Die Glasherstellung war in Ägypten und dem Zweistromland seit etwa 3000 v.Chr. bekannt. Man kannte färbende Mineralien wie Eisen-, Kupfer-, Mangan- und Quecksilberverbindungen mit denen die Glaswaren, aber auch Keramik und Fasern gefärbt wurden. Aber auch Naturfarben wurden zum Färben benutzt.
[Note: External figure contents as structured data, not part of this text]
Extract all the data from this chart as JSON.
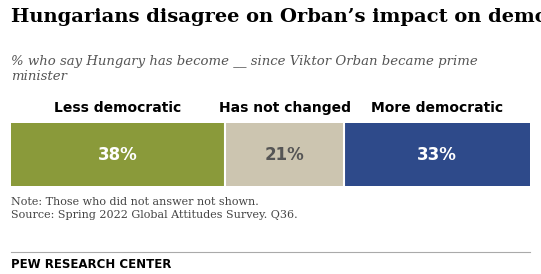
{
  "title": "Hungarians disagree on Orban’s impact on democracy",
  "subtitle": "% who say Hungary has become __ since Viktor Orban became prime\nminister",
  "categories": [
    "Less democratic",
    "Has not changed",
    "More democratic"
  ],
  "values": [
    38,
    21,
    33
  ],
  "bar_colors": [
    "#8a9a3a",
    "#ccc5b0",
    "#2e4a8a"
  ],
  "text_colors": [
    "#ffffff",
    "#555555",
    "#ffffff"
  ],
  "note": "Note: Those who did not answer not shown.\nSource: Spring 2022 Global Attitudes Survey. Q36.",
  "footer": "PEW RESEARCH CENTER",
  "background_color": "#ffffff",
  "title_fontsize": 14,
  "subtitle_fontsize": 9.5,
  "label_fontsize": 10,
  "value_fontsize": 12,
  "note_fontsize": 8,
  "footer_fontsize": 8.5
}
Alle chemischen Handwerker (Färber, Schmelzer, Schmiede etc.) waren in Ägypten während des mittleren Reiches (2040-1785 v.Chr.) Teil des Priestergewerbes, das vorwiegend in Tempelwerkstätten produzierte. Hier ein Zeugnis der hohen künstlerischen Fähigkeiten der Babylonier:
Biologische und medizinische Kenntnisse
Die Biologie war als Wissenschaft besonders in der Landwirtschaft präsent. Man hatte früh erkannt, dass man durch geschickte Kreuzungen von Individuen besonders gute Resultate erreichen konnte.So kannte man in Mesopotamien die künstliche Befruchtung der Dattelpalme:
In der Medizin wurde den inneren Organen besondere Aufmerksamkeit zuteil. Die Leber wurde wegen ihrer Blutfülle von einigen Völkern als Sitz des Lebens bezeichnet. Die Babylonier trafen Weissagungen aus der Leber, die bei ihnen eine große Bedeutung in der Religion spielten. Zur Zeit Hamurabis (um 1700 v.Chr.) gab es sogar schon Chirurgen als Spezialärzte.
Bei den Ägyptern ist zuallererst die Haltbarkeit von Leichen, also die Mumifizierung zu nennen. Noch heute versetzt der gute Zustand der Mumien die Wissenschaftler in Erstaunen. Doch bei beiden Völkern blieben die anatomischen Kenntnisse relativ beschränkt.